On Mar 10, 2011, at 6:33 PM, Ross Walker rswwalker@gmail.com wrote:
On Mar 10, 2011, at 3:49 PM, John R Pierce pierce@hogranch.com wrote:
On 03/10/11 12:40 PM, Les Mikesell wrote:
I thought there were also problems in layers like lvm that keep the OS from knowing exactly what happened. And a lot of software that should fsync at certain points probably doesn't because linux has historically handled it badly.
thats another problem entirely. both the MD and LVM layers of linux tend to drop write barriers which are supposed to ensure that key writes occur in the correct order. this is one reason we tend to run our mission critical database servers on Solaris or AIX rather than Linux.

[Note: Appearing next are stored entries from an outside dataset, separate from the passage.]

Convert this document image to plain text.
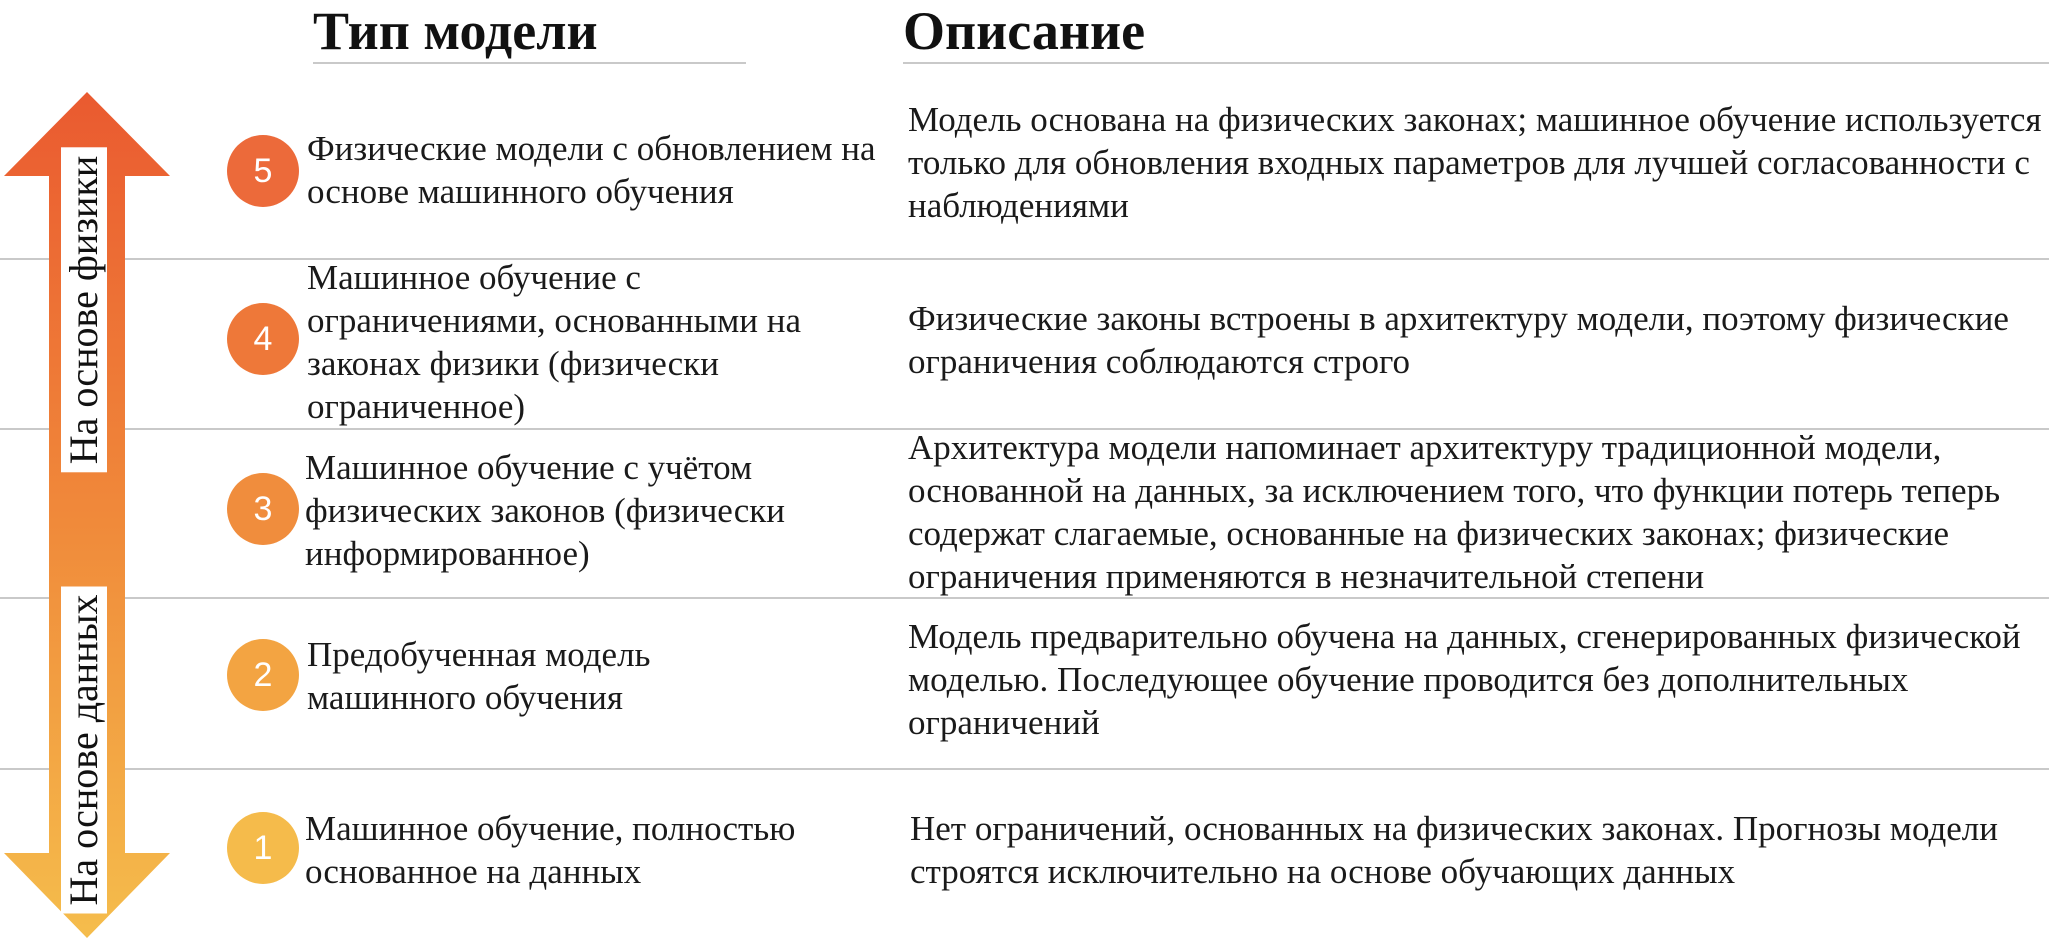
Тип модели	Описание
На основе физики
На основе данных
5
Физические модели с обновлением на основе машинного обучения
Модель основана на физических законах; машинное обучение используется только для обновления входных параметров для лучшей согласованности с наблюдениями
4
Машинное обучение с ограничениями, основанными на законах физики (физически ограниченное)
Физические законы встроены в архитектуру модели, поэтому физические ограничения соблюдаются строго
3
Машинное обучение с учётом физических законов (физически информированное)
Архитектура модели напоминает архитектуру традиционной модели, основанной на данных, за исключением того, что функции потерь теперь содержат слагаемые, основанные на физических законах; физические ограничения применяются в незначительной степени
2
Предобученная модель машинного обучения
Модель предварительно обучена на данных, сгенерированных физической моделью. Последующее обучение проводится без дополнительных ограничений
1 Машинное обучение, полностью основанное на данных
Нет ограничений, основанных на физических законах. Прогнозы модели строятся исключительно на основе обучающих данных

I think LVM respecting barriers is in RHEL6.
The lack of barrier support is mitigated by the battery backed write-back cache, as far as volatility is concerned, though barriers also preserve ordering which BBWBC doesn't guarantee, though advanced RAID controllers should support FUA (forced unit access) which allows properly written scsi subsystems to preserve ordering. An FUA will make sure all pending data is flushed to disk, then the data that the FUA covers is written direct to disk.
The barrier support was revised recently to only support FUA devices I believe because non-FUA based devices were too expensive (performance wise) to cludge barrier support for, so if your device doesn't do FUA then it's barriers are basically a no-op.
Let me correct myself that the drives need to support 'sync', FUA is a nice optional as it negates the need for sync-write-sync, but still for cheap drives that don't respect 'sync' it's a no-op where before it use to do a drain-stop (painfully slow).
-Ross